The first Pirate Party mayor was elected on Sunday in Switzerland

By Loek Essers, IDG News Service |  Government

"I've just ousted Eliane as the Mayor of Eichberg!," announced Alex Arnold in a Twitter message Sunday evening after winning the local election in the Swiss town of Eichberg. Arnold, elected with more than 60 percent of the vote, is the first Pirate Party member ever to become a mayor.

Arnold, a 31-year-old software developer who works for a company that develops data center software for local authorities, grew up in the U.K and Switzerland and has been living in Eichberg since 1990, according to his website. Eichberg is a small village located close to the border with Austria and has 1,426 residents, according to the town's website.

The new mayor from the Pirate Party defeated two candidates from the much older Swiss People's Party, local media reported. The Pirates had less luck in the nearby, much bigger town of St. Gallen, where the Pirate Party became the 12th biggest party out of a total of 14, according to local election results.

This is an "important milestone" that proves that the members of the party constitute more than a marginal phenomenon, the Swiss Pirate Party stated on its website. This victory is especially important after disappointing parliamentary elections, the party added.

Arnold, who did not immediately respond to a request for comment, stated on his website that he was overwhelmed and looking forward to his new challenge in Eichberg.

While the Pirate Party is often associated with copyright and Internet issues, Arnold highlights on his site that the Pirate Party is not just a one-issue party. "The Pirates are not the ones that want to have everything on the Internet," he stated, adding that the pirates are indeed often critical about companies like Google and Facebook when it comes to protection of personal data.

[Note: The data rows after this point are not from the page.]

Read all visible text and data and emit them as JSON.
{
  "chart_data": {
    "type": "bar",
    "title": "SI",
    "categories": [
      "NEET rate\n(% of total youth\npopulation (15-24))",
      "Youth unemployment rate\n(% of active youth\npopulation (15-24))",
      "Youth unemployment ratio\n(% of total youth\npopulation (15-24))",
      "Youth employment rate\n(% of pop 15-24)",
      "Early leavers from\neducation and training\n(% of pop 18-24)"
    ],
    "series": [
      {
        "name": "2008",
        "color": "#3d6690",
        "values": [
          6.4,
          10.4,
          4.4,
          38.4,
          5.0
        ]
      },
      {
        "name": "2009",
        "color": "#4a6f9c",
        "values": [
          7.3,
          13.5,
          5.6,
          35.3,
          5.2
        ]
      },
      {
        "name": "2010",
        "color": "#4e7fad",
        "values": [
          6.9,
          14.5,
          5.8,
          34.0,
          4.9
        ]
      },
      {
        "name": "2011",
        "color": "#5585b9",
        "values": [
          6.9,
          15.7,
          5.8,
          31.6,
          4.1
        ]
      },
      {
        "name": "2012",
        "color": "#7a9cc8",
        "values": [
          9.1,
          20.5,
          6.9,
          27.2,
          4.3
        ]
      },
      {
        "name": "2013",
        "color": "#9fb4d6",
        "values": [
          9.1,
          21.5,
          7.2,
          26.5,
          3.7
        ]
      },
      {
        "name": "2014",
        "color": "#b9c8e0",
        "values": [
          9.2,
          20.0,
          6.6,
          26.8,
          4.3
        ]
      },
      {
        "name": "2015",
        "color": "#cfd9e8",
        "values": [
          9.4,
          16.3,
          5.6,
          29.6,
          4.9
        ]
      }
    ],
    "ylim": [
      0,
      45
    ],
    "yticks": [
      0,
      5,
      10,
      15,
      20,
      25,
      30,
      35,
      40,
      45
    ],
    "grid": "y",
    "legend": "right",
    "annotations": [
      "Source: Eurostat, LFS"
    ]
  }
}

Information, rather than farming and labor, leads today's economy, he noted. The Pirates understand information-age issues and want to better protect people's privacy, battle "state censorship" and stimulate media literacy to educate the youth instead of protecting them by "populist bans," he added.

"It is important to preserve the independence of Eichberg," Arnold stressed in a message to the Eichberg municipality published on his blog. He wants to achieve this by promoting and maintaining active village life, for instance by supporting local community organizations.

"As mayor I will work together with the council team with all my strength and all my heart for the good of the community and its future," he stated.